Das ungleiche Brüderpaar Olof und Carl Axelsson steht im Mittelpunkt des kleinen Romans von Johan Bargum, geboren 1943 und einer der bekanntesten finnlandschwedischen Autoren. Mit sparsam gesetzten Worten und in kleinen, einfachen Sätzen erzählt der Ich-Erzähler Olof von der Wiederbegegnung mit Carl am Totenbett der Mutter nach langem Schweigen. In den späten Augusttagen, während die Mutter im Ferienhaus auf Vidarnäs, einer Schäre im Gürtel von Sibbo, dahinsiecht, rekapituliert Olof mit wenigen Strichen  sein ganzes bisheriges Leben. Nach dem frühen Tod des Vaters stand er immer im Schatten seines jüngeren, aber ab der Pubertät größeren, stärkeren, charmanteren und durchsetzungsfähigeren Bruders, der von der Mutter stets bevorzugt wurde. Carl erinnerte sie an ihren Mann, weswegen sie ihn stets gegen Olof verteidigte, ihn über die Maßen beschützte, ihn aber auch mit ihrer Liebe erdrückte und einengte, eine unheilvolle Beziehung. Olof hatte und hat eine Höllenangst vor dem Bruder, ließ sich von ihm den Schneid abkaufen und fasste auch nach dem frühen Weggang aus dem Elternhaus nie richtig Fuß im Leben. Während Carl erfolgreich die Handelshochschule absolvierte, Karriere in der IT-Branche in den USA machte und heiratete, brach Olof sein Studium ab, hatte halbherzige Affären, litt unter den eigenen Schwächen und seinem Phlegma. Nur einmal hätte er seinem Leben vielleicht eine andere Wendung geben können, doch damals, vor dreizehn Jahren, hat er aus Feigheit und Angst gekniffen und Carls Verlobte Klara, mit der er drei unvergessliche Tage und Nächte verbracht hatte, mit dem Bruder in die USA auswandern lassen.

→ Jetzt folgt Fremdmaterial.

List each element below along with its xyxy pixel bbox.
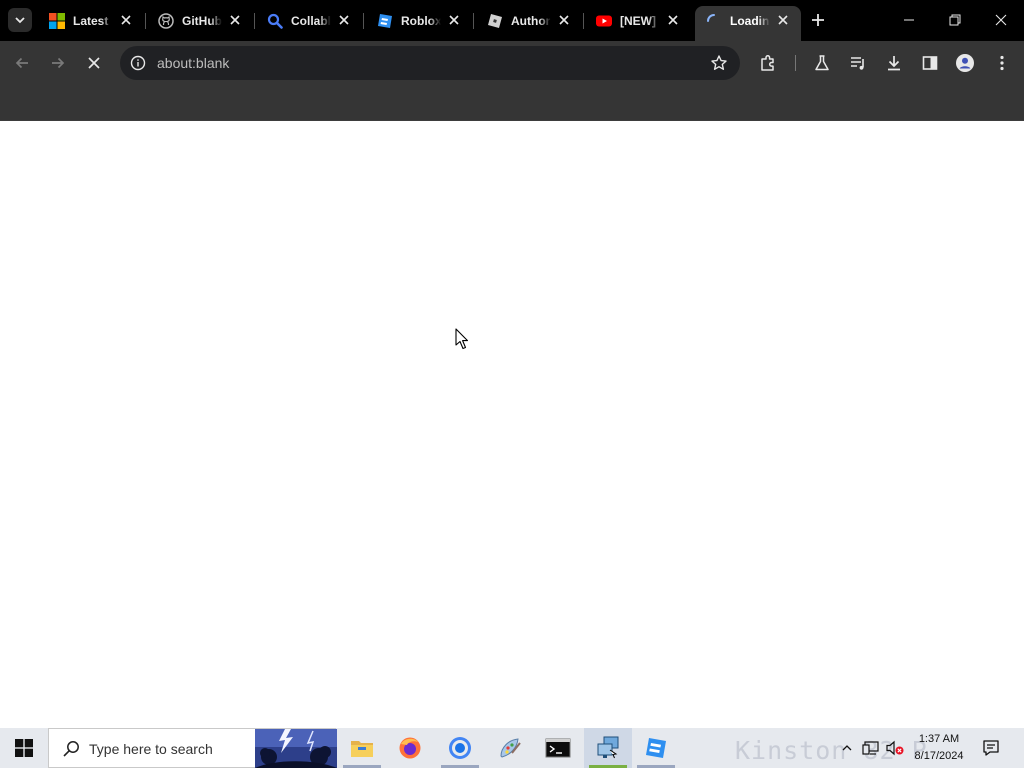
profile-avatar-icon[interactable] <box>955 53 975 73</box>
clock-time: 1:37 AM <box>918 733 960 745</box>
notification-center-button[interactable] <box>976 728 1006 768</box>
tab-roblox[interactable]: Roblox <box>366 6 474 35</box>
roblox-studio-icon <box>378 14 392 28</box>
chrome-icon <box>449 737 471 759</box>
magnifier-search-icon <box>267 13 283 29</box>
tab-divider <box>145 13 146 29</box>
taskbar-roblox-studio[interactable] <box>632 728 680 768</box>
tab-title: Collabl <box>291 14 331 28</box>
show-hidden-icons-button[interactable] <box>838 728 856 768</box>
page-content[interactable] <box>0 121 1024 728</box>
back-button[interactable] <box>10 51 34 75</box>
minimize-button[interactable] <box>897 8 921 32</box>
remote-desktop-icon <box>597 736 619 759</box>
taskbar-remote-desktop[interactable] <box>584 728 632 768</box>
tab-divider <box>254 13 255 29</box>
info-icon[interactable] <box>130 55 146 71</box>
taskbar-paint[interactable] <box>486 728 534 768</box>
taskbar-search-box[interactable]: Type here to search <box>48 728 337 768</box>
windows-taskbar: Type here to search Kinston 82 P 1:37 AM… <box>0 728 1024 768</box>
close-icon[interactable] <box>118 12 134 28</box>
tab-divider <box>583 13 584 29</box>
tab-search-button[interactable] <box>8 8 32 32</box>
volume-tray-button[interactable] <box>884 728 906 768</box>
system-clock[interactable]: 1:37 AM 8/17/2024 <box>908 731 970 765</box>
close-icon[interactable] <box>775 12 791 28</box>
toolbar-divider <box>795 55 796 71</box>
browser-toolbar: about:blank <box>0 41 1024 85</box>
close-icon[interactable] <box>336 12 352 28</box>
file-explorer-icon <box>351 741 373 757</box>
close-icon[interactable] <box>665 12 681 28</box>
roblox-studio-icon <box>646 738 666 758</box>
download-icon[interactable] <box>884 53 904 73</box>
tab-new-video[interactable]: [NEW] <box>585 6 691 35</box>
stop-loading-button[interactable] <box>82 51 106 75</box>
microsoft-logo-icon <box>49 13 65 29</box>
loading-spinner-icon <box>707 14 715 22</box>
volume-muted-icon <box>886 740 904 756</box>
tab-divider <box>473 13 474 29</box>
mouse-cursor-icon <box>455 328 469 350</box>
tab-github[interactable]: GitHub <box>147 6 255 35</box>
tab-author[interactable]: Author <box>476 6 584 35</box>
forward-button[interactable] <box>46 51 70 75</box>
search-placeholder[interactable]: Type here to search <box>89 741 213 757</box>
new-tab-icon[interactable] <box>809 11 827 29</box>
network-monitor-icon <box>862 741 879 755</box>
tab-latest[interactable]: Latest <box>38 6 146 35</box>
arrow-right-icon <box>52 57 65 69</box>
tab-title: Loadin <box>730 14 770 28</box>
start-button[interactable] <box>0 728 48 768</box>
tab-collabl[interactable]: Collabl <box>256 6 364 35</box>
firefox-icon <box>399 737 421 759</box>
taskbar-file-explorer[interactable] <box>338 728 386 768</box>
paint-icon <box>500 738 521 758</box>
close-icon <box>995 14 1007 26</box>
tab-strip: Latest GitHub Collabl Roblox Author [NEW… <box>0 0 1024 41</box>
extensions-puzzle-icon[interactable] <box>758 53 778 73</box>
tab-title: Latest <box>73 14 109 28</box>
close-window-button[interactable] <box>989 8 1013 32</box>
close-icon[interactable] <box>227 12 243 28</box>
windows-logo-icon <box>15 739 33 757</box>
tab-loading[interactable]: Loadin <box>695 6 801 41</box>
network-tray-button[interactable] <box>860 728 882 768</box>
chevron-down-icon <box>15 17 25 24</box>
restore-icon <box>949 14 961 26</box>
restore-button[interactable] <box>943 8 967 32</box>
youtube-icon <box>596 15 612 27</box>
taskbar-firefox[interactable] <box>386 728 434 768</box>
minimize-icon <box>904 19 914 21</box>
terminal-icon <box>545 738 571 758</box>
github-icon <box>158 13 174 29</box>
tab-title: [NEW] <box>620 14 656 28</box>
tab-title: GitHub <box>182 14 222 28</box>
side-panel-icon[interactable] <box>920 53 940 73</box>
close-icon <box>88 57 100 69</box>
star-bookmark-icon[interactable] <box>710 54 728 72</box>
taskbar-terminal[interactable] <box>534 728 582 768</box>
close-icon[interactable] <box>556 12 572 28</box>
tab-divider <box>363 13 364 29</box>
clock-date: 8/17/2024 <box>914 750 964 762</box>
tab-title: Roblox <box>401 14 441 28</box>
notification-speech-bubble-icon <box>983 740 999 756</box>
tab-title: Author <box>511 14 551 28</box>
close-icon[interactable] <box>446 12 462 28</box>
search-icon <box>63 741 79 757</box>
roblox-icon <box>488 14 502 28</box>
bookmark-bar <box>0 85 1024 121</box>
arrow-left-icon <box>15 57 28 69</box>
chevron-up-icon <box>842 745 852 751</box>
address-bar[interactable]: about:blank <box>120 46 740 80</box>
url-text[interactable]: about:blank <box>157 55 229 71</box>
menu-kebab-icon[interactable] <box>992 53 1012 73</box>
flask-labs-icon[interactable] <box>812 53 832 73</box>
search-highlight-art <box>255 729 337 768</box>
media-queue-icon[interactable] <box>848 53 868 73</box>
taskbar-chrome[interactable] <box>436 728 484 768</box>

Johan Bargums Roman Nachsommer ist eine der kleinen Perlen des Literaturbetriebs, nach denen ich immer suche, die aber so schwer zu entdecken sind. Wieder einmal ist es ein Buch aus Skandinavien, herausgegeben vom mareverlag, nach Eis der Finnlandschwedin Ulla-Lena Lundberg die zweite Übersetzung von Karl-Ludwig Wetzig, die mich so stark berührt und eine so große Schönheit ausstrahlt. Die melancholische Atmosphäre der spätsommerlichen Schärenlandschaft, die leise Schilderung großer Gefühle in verdichteter Erzählweise mit Raum für eigene Deutungen,  die Aufdeckung von Lügen und das Erkennen eigener Unzulänglichkeiten liefen wie ein Film vor meinen Augen ab.

Erzählt wird nicht, wie es nach diesen Spätsommertagen weitergeht, sondern nur, unter welchen veränderten Vorzeichen es weitergeht. Einige Parameter im Leben der Protagonisten sind andere geworden, aber ob sie etwas daraus machen können, bleibt unserer Fantasie überlassen.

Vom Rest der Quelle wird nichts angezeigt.